Pronto soccorso: al via i lavori finanziati con i fondi del Pnrr da martedì 14 aprile
L’attività proseguirà regolarmente nei locali adiacenti. Il reparto sarà accessibile sia in auto sia a piedi solo dall’esterno tramite la rampa
Biella
Questa settimana inizieranno i lavori di riqualificazione all’interno del Pronto soccorso: gli spazi saranno adeguati alle più recenti normative in materia di antisismica. L’intervento è finanziato con i fondi del Pnrr e richiede il trasloco temporaneo di buona parte delle attività nei locali adiacenti, adibiti alle maxi emergenze e alla rianimazione.

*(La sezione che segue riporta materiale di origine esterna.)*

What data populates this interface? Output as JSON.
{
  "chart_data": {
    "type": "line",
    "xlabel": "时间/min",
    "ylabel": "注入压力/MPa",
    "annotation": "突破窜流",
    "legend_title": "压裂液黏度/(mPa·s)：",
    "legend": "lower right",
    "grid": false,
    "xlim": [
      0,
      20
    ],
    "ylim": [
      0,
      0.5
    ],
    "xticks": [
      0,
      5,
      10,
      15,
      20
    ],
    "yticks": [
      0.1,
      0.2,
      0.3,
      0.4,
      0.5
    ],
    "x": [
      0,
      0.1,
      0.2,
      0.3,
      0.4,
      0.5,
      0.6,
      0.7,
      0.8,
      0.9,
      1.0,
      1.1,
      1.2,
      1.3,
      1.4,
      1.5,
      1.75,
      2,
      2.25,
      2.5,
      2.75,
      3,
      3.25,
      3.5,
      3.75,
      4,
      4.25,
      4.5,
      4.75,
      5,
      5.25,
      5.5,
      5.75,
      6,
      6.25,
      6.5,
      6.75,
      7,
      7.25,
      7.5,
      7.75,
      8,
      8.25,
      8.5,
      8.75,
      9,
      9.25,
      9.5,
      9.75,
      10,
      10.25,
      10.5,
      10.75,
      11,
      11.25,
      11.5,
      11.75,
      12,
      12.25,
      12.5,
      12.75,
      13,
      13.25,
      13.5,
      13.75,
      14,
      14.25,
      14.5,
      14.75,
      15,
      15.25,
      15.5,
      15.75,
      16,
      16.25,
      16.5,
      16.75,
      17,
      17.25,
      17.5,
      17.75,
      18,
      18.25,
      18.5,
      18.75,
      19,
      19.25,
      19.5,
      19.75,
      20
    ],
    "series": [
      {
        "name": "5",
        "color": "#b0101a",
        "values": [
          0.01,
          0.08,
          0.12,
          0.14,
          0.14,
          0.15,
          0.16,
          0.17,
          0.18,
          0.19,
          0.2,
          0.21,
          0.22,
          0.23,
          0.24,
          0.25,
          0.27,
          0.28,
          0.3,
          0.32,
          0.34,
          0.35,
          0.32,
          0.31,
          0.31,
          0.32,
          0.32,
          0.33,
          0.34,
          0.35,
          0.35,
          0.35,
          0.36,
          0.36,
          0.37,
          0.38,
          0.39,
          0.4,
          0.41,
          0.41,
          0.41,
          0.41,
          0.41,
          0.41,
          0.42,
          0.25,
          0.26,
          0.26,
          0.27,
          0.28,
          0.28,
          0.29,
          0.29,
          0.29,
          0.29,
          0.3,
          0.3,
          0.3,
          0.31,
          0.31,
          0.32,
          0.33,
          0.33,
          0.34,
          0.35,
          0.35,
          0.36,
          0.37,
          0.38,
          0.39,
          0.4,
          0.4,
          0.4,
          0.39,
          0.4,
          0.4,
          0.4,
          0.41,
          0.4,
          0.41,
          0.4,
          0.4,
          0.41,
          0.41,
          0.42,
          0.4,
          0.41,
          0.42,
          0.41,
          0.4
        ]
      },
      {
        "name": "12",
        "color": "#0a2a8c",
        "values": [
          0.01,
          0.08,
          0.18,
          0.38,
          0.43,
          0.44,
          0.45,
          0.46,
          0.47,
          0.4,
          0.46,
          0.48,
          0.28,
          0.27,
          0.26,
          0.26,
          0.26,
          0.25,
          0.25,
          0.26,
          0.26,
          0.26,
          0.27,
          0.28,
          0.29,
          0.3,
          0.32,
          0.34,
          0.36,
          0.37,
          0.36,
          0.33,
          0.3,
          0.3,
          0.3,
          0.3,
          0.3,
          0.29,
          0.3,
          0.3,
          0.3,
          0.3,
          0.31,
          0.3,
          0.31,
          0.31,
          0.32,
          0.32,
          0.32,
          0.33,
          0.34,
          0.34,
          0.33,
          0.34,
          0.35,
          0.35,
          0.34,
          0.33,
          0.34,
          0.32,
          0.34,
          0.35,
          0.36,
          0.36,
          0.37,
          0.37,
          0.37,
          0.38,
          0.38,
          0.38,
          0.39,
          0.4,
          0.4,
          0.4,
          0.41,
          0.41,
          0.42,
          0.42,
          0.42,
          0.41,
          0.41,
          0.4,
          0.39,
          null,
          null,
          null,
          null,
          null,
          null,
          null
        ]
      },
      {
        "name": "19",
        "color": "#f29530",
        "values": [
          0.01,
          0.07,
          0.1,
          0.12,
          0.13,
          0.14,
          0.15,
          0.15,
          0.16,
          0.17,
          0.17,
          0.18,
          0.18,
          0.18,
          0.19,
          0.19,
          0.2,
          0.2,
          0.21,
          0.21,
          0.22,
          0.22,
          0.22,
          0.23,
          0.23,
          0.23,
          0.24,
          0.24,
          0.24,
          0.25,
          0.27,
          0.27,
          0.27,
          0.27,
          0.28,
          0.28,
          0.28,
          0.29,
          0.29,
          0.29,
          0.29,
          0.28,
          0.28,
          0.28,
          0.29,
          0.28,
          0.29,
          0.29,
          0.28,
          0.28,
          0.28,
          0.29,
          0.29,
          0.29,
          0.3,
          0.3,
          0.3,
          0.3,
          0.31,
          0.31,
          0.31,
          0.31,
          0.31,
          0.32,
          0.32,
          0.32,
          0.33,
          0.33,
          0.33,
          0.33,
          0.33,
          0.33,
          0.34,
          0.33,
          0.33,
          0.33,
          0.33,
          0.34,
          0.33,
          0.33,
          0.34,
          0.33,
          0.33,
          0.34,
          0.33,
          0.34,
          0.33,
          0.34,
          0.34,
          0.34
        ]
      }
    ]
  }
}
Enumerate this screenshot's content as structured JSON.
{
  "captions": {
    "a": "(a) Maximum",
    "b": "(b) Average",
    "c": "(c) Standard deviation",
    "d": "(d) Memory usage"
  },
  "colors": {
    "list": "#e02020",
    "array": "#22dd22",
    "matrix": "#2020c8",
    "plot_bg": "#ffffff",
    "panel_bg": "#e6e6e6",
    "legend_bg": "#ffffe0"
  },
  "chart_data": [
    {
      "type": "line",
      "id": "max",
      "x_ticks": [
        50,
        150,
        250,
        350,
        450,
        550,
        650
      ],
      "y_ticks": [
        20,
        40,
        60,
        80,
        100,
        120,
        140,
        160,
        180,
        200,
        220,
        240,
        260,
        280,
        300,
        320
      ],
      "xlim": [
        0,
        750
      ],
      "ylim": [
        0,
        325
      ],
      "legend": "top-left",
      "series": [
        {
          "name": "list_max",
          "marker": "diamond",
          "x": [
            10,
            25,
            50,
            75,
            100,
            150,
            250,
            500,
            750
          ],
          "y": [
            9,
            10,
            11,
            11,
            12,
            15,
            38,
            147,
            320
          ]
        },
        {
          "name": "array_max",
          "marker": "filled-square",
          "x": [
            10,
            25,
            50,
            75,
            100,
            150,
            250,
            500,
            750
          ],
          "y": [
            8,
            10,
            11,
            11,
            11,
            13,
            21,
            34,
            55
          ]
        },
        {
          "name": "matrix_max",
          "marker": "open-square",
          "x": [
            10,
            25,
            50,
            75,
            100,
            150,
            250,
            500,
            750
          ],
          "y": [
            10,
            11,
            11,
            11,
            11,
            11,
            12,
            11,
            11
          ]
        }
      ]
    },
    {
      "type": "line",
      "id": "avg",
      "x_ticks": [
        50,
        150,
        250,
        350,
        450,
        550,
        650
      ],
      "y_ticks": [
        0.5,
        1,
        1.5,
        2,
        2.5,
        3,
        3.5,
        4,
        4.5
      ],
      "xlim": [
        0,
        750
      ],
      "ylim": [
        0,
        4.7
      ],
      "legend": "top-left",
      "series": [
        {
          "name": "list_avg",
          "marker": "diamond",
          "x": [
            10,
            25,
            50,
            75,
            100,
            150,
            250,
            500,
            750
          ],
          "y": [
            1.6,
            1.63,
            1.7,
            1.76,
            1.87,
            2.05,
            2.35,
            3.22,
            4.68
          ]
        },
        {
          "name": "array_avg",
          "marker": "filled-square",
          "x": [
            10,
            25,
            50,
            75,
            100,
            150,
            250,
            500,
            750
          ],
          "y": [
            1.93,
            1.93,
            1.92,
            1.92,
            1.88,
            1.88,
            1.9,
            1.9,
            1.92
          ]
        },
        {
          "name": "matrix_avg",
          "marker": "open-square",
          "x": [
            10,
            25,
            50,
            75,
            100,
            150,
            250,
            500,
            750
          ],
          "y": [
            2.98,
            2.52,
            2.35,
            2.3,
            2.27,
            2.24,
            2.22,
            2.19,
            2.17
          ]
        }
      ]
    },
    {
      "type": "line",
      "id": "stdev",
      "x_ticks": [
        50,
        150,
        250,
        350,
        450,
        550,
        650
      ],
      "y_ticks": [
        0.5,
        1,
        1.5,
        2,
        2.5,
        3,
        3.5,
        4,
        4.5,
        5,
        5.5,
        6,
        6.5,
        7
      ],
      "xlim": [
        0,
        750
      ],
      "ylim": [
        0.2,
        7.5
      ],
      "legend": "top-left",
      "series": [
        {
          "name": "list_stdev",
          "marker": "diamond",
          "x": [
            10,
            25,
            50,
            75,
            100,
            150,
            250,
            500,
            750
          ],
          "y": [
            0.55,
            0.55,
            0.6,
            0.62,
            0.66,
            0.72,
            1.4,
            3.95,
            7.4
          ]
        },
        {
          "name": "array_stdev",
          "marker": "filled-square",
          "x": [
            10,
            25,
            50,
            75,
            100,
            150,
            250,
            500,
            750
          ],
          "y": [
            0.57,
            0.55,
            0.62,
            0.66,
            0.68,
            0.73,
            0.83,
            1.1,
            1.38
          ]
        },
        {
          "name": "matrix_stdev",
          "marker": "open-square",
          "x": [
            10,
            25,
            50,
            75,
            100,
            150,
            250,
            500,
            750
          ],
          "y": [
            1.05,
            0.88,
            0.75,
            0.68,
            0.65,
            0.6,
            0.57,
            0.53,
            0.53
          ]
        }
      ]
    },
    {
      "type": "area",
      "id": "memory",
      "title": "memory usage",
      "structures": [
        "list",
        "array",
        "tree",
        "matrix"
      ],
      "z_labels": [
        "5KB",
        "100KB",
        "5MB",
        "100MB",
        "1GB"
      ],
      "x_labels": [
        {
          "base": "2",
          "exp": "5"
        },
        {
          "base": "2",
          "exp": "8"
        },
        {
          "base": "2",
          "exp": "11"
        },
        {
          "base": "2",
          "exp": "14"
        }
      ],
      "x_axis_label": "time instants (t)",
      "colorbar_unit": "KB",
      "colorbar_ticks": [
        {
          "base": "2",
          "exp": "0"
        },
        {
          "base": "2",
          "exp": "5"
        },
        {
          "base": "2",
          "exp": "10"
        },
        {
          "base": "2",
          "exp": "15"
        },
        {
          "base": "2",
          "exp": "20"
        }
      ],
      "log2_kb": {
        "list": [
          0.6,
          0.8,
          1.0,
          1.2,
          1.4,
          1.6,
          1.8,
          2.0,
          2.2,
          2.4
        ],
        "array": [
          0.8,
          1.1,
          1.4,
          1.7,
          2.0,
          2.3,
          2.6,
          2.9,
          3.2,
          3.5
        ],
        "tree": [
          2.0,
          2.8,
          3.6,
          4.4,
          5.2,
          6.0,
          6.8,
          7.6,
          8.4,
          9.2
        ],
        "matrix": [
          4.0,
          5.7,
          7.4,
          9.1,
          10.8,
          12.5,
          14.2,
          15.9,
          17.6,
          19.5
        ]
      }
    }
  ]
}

Il trasferimento è in programma martedì 14 aprile: per questo l’Asl informa i cittadini che l’attività del Pronto soccorso sarà comunque garantita per le emergenze e urgenze, ma durante questa settimana è in programma una fase di riorganizzazione in spazi comunque diversi e più contenuti di quelli normalmente a disposizione. Entro la fine di giugno è prevista la conclusione dei lavori: da quel momento le attività del reparto torneranno a essere erogate nei locali rinnovati. Spiegano dall’Asl: «Sarà anche l’occasione per riqualificare gli ambienti che, dopo la pandemia e più di dieci anni di attività, potranno essere rinnovati a beneficio dei pazienti: verranno rifatti anche i pavimenti e ritinteggiate le pareti».
L’accesso provvisorio
durante il cantiere
Durante il lavori l’accesso al Pronto soccorso sarà unico, sia per i mezzi sia per i pedoni, e avverrà esclusivamente dall’esterno tramite la rampa finora riservata alle ambulanze: qui è stata allestita una camera calda provvisoria. «Contestualmente» spiegano dall’Asl «l’osservazione breve intensiva sarà trasferita al quarto piano ovest, dove sono attive le degenze del reparto di Medicina d’urgenza. In particolare durante i primi giorni di transizione delle attività del Pronto, tra oggi e giovedì, sarà in atto una fase di assestamento che comporterà necessariamente una nuova messa a punto dell’organizzazione».
Per questa ragione l’Asl ricorda ai cittadini che per i bisogni di salute nell’ambito delle cure primarie è possibile rivolgersi ai medici della propria Aft (l’Aggregazione funzionale territoriale) e che è attiva a Ponderano la nuova Casa della comunità per bisogni sanitari, medici o infermieristici non urgenti: dal primo aprile è aperta dal lunedì al venerdì anche con attività diurna dalle 8 alle 20 con personale medico e infermieristico. Nei giorni festivi e dalle 20 alle 8 è attivo il servizio di continuità assistenziale (ex guardia medica).